Charlie Garaventa, Food & Beverage Manager at the Country Club of Landfall in Wilmington, N.C., will help Ingela Kirby, 74, get off dialysis when the operation is performed on February 2. Garaventa, whose son benefitted from a donor 10 years ago and has since been active in promoting kidney donations, offered to get tested to see if he was a match for Kirby after she told him in a dining-room conversation that none had been found. He was also inspired to “pay it forward” by an annual charity event held at the club that supports the cause.
Charles Garaventa, Food & Beverage Manager at the Country Club of Landfall in Wilmington, N.C., will donate a kidney to Ingela Kirby, a 74-year-old club member, through operations that will be performed on February 2 at Duke University Medical Center in Durham, N.C., television station WECT of Wilmington reported.
Ingela Kirby had no idea her kidneys were failing, WECT reported, after she was in a medically induced coma for 20 days following a heart transplant. She would remain in the hospital for four months and while her new heart would eventually work, her kidneys were shot.
After doctors told Kirby she would remain on dialysis for the rest of her life unless she got a kidney transplant, WECT reported, she was put on a transplant list but told the wait could be five years.
Then this past August, Garaventa became the answer to a prayer. “We sort of had given up hope and he said ‘I’ll do it,'” Kirby told WECT.
Garaventa isn’t a relative and wasn’t even a close friend, WECT reported, but he chatted with Kirby often when she and her husband would come into the dining room at the club for dinner.

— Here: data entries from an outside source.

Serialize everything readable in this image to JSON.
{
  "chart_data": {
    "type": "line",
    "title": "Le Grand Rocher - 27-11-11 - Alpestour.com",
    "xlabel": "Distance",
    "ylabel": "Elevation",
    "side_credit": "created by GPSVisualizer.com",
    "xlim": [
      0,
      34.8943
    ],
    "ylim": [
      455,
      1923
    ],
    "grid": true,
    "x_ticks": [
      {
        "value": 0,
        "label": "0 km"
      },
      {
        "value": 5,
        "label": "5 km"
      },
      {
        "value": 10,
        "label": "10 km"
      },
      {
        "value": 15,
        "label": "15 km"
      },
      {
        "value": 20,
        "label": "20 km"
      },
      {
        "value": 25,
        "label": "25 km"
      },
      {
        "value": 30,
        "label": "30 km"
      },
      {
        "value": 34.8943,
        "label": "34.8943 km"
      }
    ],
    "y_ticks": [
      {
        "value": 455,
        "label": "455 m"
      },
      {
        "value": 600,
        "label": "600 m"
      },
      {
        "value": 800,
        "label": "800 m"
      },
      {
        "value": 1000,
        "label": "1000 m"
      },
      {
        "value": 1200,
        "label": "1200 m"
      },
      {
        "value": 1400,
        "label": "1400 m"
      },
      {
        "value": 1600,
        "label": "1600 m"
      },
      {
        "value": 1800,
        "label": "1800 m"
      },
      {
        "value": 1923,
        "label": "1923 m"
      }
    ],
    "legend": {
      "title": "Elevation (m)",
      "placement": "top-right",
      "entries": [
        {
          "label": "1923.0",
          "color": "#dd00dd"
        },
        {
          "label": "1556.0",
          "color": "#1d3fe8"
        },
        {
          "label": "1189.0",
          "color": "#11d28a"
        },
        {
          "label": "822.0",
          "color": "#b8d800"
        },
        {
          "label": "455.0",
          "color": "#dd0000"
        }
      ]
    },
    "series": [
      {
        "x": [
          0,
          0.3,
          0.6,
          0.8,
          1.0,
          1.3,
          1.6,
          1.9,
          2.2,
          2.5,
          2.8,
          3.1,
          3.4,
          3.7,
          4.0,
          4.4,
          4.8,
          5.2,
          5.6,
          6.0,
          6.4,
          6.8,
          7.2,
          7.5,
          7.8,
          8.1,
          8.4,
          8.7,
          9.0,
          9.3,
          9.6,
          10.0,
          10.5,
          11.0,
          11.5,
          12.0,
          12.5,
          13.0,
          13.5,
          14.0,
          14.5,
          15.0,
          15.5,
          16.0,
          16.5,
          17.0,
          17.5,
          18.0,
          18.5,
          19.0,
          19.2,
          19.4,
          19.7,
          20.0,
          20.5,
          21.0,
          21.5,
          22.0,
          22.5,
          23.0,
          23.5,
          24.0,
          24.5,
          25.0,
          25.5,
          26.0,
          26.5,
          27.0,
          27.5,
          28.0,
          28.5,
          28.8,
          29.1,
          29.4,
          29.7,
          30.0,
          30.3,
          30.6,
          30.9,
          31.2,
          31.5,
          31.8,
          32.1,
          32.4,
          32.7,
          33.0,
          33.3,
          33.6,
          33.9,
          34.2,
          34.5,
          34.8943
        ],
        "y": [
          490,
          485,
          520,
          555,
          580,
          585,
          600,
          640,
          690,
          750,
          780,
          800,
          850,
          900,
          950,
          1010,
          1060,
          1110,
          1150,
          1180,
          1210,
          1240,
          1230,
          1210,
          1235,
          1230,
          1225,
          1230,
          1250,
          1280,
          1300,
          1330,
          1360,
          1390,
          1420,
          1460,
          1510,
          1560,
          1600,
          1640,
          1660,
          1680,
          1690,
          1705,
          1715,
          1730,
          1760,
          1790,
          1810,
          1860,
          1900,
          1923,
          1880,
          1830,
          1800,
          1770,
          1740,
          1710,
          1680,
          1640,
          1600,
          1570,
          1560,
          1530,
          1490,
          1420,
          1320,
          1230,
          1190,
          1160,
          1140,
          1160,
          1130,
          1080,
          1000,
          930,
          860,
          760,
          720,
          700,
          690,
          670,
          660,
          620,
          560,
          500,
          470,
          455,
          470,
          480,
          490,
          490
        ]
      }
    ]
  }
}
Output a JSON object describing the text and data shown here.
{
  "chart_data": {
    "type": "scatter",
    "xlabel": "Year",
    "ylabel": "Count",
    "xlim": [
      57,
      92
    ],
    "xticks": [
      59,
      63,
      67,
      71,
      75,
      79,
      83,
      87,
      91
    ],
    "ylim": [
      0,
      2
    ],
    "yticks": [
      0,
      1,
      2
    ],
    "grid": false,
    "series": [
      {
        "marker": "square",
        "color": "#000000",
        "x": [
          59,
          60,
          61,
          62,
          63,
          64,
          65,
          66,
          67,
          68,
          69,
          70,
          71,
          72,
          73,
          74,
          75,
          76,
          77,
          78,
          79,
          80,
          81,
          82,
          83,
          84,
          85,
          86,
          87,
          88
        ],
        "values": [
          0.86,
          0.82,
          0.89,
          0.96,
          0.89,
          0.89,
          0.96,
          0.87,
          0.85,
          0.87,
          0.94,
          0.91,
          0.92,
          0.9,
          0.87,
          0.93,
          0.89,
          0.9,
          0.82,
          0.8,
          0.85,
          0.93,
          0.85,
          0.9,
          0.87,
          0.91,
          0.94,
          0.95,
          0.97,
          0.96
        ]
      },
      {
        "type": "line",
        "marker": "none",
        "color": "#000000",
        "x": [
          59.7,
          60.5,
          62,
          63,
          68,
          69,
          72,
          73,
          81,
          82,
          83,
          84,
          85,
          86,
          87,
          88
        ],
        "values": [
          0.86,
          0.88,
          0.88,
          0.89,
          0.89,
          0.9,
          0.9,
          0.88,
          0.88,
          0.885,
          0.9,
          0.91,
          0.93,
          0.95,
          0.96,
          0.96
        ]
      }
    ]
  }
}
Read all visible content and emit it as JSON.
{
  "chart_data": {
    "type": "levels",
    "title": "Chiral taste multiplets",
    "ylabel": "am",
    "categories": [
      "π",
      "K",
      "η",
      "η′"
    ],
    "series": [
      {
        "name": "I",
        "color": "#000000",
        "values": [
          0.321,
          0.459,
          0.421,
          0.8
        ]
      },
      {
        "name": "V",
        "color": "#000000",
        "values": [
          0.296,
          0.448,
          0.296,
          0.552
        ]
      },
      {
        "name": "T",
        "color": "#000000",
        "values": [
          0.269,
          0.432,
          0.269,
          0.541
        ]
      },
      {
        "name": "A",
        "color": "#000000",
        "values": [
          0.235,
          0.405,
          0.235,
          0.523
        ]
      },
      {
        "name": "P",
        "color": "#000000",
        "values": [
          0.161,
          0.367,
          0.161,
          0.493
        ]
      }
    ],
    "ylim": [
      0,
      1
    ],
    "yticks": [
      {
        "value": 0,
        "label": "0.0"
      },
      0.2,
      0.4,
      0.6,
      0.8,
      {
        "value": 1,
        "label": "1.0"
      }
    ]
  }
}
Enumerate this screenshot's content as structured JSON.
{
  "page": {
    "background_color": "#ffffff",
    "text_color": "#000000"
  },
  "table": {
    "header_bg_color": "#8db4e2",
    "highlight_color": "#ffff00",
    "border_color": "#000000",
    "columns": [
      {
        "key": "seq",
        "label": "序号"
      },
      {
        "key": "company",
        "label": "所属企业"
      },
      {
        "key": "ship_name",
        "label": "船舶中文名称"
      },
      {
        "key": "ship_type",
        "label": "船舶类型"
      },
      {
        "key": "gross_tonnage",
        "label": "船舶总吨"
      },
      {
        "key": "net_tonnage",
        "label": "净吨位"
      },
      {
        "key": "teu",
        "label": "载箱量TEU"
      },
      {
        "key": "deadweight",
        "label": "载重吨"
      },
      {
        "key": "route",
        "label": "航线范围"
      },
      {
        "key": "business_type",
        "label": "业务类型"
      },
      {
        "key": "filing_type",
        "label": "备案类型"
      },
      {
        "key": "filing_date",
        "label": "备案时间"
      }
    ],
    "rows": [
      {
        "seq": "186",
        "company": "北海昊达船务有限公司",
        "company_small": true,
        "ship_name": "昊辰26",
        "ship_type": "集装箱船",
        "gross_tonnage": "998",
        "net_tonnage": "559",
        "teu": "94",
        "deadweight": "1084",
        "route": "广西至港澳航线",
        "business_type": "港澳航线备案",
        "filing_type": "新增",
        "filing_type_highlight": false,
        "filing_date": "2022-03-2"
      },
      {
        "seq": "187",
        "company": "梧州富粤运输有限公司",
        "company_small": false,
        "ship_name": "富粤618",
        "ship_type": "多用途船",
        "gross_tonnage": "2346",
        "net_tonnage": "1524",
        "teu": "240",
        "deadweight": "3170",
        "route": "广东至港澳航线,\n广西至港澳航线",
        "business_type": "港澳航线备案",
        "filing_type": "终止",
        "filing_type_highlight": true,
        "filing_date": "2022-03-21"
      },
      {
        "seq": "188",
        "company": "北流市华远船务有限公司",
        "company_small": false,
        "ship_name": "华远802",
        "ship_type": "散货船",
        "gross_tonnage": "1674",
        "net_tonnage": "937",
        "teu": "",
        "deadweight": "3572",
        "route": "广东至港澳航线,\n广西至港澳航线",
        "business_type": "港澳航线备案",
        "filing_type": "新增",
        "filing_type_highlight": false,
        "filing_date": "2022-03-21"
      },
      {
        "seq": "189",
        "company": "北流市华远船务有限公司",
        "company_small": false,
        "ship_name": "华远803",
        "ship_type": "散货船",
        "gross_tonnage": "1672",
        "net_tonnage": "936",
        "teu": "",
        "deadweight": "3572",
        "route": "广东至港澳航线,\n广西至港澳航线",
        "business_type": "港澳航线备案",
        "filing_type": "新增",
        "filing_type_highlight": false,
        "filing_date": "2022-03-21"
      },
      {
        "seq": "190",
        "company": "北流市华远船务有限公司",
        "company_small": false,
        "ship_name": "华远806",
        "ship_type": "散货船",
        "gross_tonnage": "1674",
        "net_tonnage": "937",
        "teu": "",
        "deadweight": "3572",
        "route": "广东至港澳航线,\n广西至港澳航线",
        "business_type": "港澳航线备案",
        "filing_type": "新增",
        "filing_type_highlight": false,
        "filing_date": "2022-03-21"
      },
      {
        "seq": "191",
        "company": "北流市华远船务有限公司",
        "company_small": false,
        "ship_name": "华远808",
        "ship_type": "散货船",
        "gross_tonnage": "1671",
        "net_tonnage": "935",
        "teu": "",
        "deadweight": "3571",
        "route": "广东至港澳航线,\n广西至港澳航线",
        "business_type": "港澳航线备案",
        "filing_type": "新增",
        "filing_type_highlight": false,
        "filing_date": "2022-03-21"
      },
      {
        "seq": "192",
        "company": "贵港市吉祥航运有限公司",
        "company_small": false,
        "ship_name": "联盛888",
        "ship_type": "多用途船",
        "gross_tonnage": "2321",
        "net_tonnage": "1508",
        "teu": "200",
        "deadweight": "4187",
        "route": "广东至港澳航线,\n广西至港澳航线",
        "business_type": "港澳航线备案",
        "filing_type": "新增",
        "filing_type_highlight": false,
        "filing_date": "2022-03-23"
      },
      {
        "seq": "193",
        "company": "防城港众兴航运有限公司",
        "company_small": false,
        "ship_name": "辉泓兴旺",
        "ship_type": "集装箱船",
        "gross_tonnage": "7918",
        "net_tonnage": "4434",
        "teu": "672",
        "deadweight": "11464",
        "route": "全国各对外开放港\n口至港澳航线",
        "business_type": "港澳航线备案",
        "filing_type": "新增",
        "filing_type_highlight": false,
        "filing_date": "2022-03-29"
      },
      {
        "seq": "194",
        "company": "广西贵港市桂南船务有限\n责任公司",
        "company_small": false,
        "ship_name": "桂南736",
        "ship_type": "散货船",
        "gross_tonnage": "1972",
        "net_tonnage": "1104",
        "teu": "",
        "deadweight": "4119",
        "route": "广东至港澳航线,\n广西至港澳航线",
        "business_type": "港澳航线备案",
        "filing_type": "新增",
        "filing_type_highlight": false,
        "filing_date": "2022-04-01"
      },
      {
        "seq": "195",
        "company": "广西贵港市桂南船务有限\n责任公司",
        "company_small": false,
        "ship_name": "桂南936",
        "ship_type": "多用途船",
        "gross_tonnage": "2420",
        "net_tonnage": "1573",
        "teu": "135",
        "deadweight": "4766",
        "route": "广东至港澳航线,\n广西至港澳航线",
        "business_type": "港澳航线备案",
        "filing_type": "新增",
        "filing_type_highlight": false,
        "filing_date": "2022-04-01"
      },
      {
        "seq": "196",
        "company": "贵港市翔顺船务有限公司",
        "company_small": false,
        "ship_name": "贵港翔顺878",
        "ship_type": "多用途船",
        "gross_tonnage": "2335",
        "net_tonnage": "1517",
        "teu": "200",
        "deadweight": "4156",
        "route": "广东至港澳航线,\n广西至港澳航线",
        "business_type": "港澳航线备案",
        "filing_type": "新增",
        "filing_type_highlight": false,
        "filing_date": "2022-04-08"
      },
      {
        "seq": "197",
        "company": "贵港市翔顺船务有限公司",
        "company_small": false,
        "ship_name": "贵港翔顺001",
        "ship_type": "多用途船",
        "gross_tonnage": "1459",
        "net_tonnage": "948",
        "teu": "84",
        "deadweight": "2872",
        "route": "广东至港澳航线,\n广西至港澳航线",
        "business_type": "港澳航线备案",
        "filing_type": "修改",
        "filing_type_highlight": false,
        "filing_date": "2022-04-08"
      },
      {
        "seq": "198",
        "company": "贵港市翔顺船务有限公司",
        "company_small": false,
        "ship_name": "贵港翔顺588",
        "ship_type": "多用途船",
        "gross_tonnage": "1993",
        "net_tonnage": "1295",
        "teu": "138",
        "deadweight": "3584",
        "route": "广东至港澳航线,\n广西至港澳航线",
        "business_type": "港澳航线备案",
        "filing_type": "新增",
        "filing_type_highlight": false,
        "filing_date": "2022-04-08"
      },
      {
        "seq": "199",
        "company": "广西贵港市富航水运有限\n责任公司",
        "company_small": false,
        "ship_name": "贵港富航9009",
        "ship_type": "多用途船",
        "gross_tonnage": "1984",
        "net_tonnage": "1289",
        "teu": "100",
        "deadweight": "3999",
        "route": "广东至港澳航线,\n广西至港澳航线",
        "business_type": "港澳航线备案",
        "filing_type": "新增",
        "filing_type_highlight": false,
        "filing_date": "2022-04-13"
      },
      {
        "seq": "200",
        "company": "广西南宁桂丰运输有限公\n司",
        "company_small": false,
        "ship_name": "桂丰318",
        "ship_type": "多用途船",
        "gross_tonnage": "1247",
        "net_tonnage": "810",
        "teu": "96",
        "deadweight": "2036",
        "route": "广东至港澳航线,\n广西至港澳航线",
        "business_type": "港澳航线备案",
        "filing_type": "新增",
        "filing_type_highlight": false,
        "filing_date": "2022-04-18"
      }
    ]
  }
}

“I knew she wasn’t feeling well and she was explaining to me that she couldn’t get a match for different reasons and I said to her, ‘Do you want me to get tested?” Garaventa told the station. “And she said ‘Are you serious?’ and I said, ‘Of course; I wouldn’t have said it if I wasn’t.’ So that’s how it all started.”
Ingela told WECT that she was shocked by the offer.
“Well, both my husband and I said, ‘Are you sure?,’ and, ‘You better go home and talk to your wife,’ and then we cried,” she said.
Garaventa, 54, went through a series of tests in September and turned out to be a perfect match, WECT said. And he revealed that he was moved to act because he knows all too well what it’s like to watch a loved one hope and pray for a donor. His son, Daniel, had a kidney transplant 10 years ago. Garaventa turned out to be a match in that case, too, but thanks to an organ donor, he didn’t have to undergo the surgery.
“We were blessed enough to get a cadaver up at Duke and he was only on the list for two days,” Garaventa said with emotion.
A kidney given by a living donor functions on average for about 12 to 20 years, WECT reported, while a kidney from a deceased organ donor last about 8 to 12 years.
Garaventa is well aware that his son could need another new transplant at some point, but told WECT that he still felt like being a donor for Kirby was something he had to do. His family, especially his wife Patti, supports his decision, the station reported.
“I just felt I needed to pay if forward,” Garaventa said with tears.
He added that he also drew inspiration from the Willie Stargell Celebrity Invitational, which is held every year at the Country Club of Landfall, as an event that raises money to help local people living with kidney disease. Daniel Garaventa has been honored by the Stargell Foundation for inspiring people to become donors, WECT reported.
While Kirby’s transplant is scheduled for the morning of February 2, she and Garaventa were scheduled to travel to Durham and the Duke Medical Center on the day before, February 1—which happens to be Kirby’s birthday.
“I told her I had a birthday present for her, but the doctors would have to unwrap it,” Garaventa said with a big smile.